2. Instauration du travail de nuit.
2.1. Accord collectif ou autorisation de l’inspecteur du travail.
La mise en place du travail de nuit dans l’entreprise ou l’établissement, comme son extension à de nouvelles catégories de salariés, sont subordonnées à la conclusion préalable d’une convention ou d’un accord collectif d’entreprise ou d’établissement ou, à défaut, de branche [12].
A défaut d’accord collectif, les travailleurs peuvent être affectés à des postes de nuit sur autorisation de l’inspecteur du travail, après vérification des contreparties qui leur sont accordées et de l’existence de temps de pause.
L’autorisation de l’inspecteur du travail implique que l’employeur ait, préalablement à sa demande, engagé sérieusement et loyalement des négociations en vue de la conclusion d’un accord [13].
L’engagement de négociations loyales et sérieuses se caractérise par [14] :
- La convocation à la négociation des organisations syndicales représentatives dans l’entreprise ;
- La fixation du lieu et du calendrier des réunions ;
- La communication des informations nécessaires permettant de négocier en toute connaissance de cause ;
- La réponse aux éventuelles propositions des organisations syndicales.
Enfin, le médecin du travail est consulté avant toute décision importante relative à la mise en place ou à une modification de l’organisation du travail de nuit [15].
2.2. Contenu de l’accord et de la demande d’autorisation.
En cas d’accord collectif, celui-ci doit comporter [16] :
1° Les justifications du recours au travail de nuit ;
2° La définition de la période de travail de nuit ;
3° Une contrepartie sous forme de repos compensateur et, le cas échéant, sous forme de compensation salariale ;
4° Des mesures destinées à améliorer les conditions de travail des salariés ;
5° Des mesures destinées à faciliter, pour ces mêmes salariés, l’articulation de leur activité professionnelle nocturne avec leur vie personnelle et avec l’exercice de responsabilités familiales et sociales, concernant notamment les moyens de transport ;
6° Des mesures destinées à assurer l’égalité professionnelle entre les femmes et les hommes, notamment par l’accès à la formation ;
7° L’organisation des temps de pause.
Une convention ou un accord collectif de travail étendu peut fixer le nombre minimal d’heures entraînant la qualification de travailleur de nuit sur une période de référence [17].
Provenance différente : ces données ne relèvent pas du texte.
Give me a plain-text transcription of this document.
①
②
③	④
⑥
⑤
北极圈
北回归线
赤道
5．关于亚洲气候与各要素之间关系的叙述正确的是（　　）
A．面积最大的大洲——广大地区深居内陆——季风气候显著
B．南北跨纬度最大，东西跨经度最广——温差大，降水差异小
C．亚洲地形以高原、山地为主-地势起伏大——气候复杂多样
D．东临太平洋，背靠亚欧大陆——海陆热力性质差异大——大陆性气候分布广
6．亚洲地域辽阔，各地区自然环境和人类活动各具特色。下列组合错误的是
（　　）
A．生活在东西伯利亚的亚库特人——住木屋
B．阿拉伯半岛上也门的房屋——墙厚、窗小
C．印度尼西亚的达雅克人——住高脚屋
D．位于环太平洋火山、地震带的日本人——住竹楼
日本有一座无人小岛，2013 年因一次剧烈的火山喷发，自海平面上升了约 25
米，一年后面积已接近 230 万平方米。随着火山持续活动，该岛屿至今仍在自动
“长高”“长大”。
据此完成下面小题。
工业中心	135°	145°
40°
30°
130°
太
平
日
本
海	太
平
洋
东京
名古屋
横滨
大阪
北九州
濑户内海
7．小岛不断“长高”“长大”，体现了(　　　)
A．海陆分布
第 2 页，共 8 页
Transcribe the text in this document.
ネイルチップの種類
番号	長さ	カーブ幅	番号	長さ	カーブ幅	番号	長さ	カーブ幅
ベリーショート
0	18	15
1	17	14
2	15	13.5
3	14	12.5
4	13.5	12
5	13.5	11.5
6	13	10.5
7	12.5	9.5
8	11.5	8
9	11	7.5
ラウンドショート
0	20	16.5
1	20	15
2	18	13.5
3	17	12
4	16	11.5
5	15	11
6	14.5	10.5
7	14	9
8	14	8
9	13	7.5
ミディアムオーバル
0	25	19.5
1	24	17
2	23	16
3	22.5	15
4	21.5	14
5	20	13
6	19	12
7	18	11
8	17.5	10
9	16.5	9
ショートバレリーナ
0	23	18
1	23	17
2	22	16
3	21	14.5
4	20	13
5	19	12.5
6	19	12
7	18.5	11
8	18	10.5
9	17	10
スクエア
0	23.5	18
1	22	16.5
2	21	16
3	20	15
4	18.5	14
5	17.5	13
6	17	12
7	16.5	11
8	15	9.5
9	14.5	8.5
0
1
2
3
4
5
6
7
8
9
En cas de demande d’autorisation, celle-ci doit justifier [18] :
- Des contraintes propres à la nature de l’activité ou au fonctionnement de l’entreprise rendant nécessaire le travail de nuit ;
- Du caractère loyal et sérieux de l’engagement préalable des négociations ;
- De l’existence de contreparties et de temps de pause, de la prise en compte des impératifs de protection de la sécurité et de la santé des travailleurs.
L’avis des délégués syndicaux et du CSE doit être joint à la demande.
En l’absence de délégué syndical et de CSE la demande doit être accompagnée d’un document attestant une information préalable des salariés.
La demande d’autorisation est adressée à l’inspecteur du travail dont relève l’établissement qui emploie les salariés concernés [19].
Le défaut de réponse de l’inspecteur dans les 30 jours du dépôt de la demande vaut autorisation [20].
A défaut de stipulation conventionnelle définissant la période de travail de nuit, l’inspecteur du travail peut, lorsque les caractéristiques particulières de l’activité de l’entreprise le justifient, autoriser la définition d’une période différente de celle prévue par la loi, dans le respect des dispositions suivantes [21] :
- Tout travail effectué au cours d’une période d’au moins 9 heures consécutives comprenant l’intervalle entre minuit et 5 heures est considéré comme du travail de nuit ;
- La période de travail de nuit commence au plus tôt à 21 heures et s’achève au plus tard à 7 heures.
Cette demande est soumise à consultation préalable des délégués syndicaux et avis du CSE.
3. Situation du travailleur de nuit.
La durée quotidienne de travail accomplie par un travailleur de nuit ne peut excéder 8 heures [22].
Par ailleurs, sa durée hebdomadaire de travail, calculée sur une période de 12 semaines consécutives, ne peut dépasser 40 heures [23].
Un accord d’entreprise ou d’établissement ou, à défaut, une convention ou un accord de branche peut, lorsque les caractéristiques propres à l’activité d’un secteur le justifient, prévoir le dépassement de la durée maximale hebdomadaire de travail, à condition que ce dépassement n’ait pas pour effet de porter cette durée à plus de 44 heures sur 12 semaines consécutives [24].
Le travailleur de nuit bénéficie de contreparties au titre des périodes de travail de nuit pendant lesquelles il est employé, sous forme de repos compensateur et, le cas échéant, sous forme de compensation salariale [25].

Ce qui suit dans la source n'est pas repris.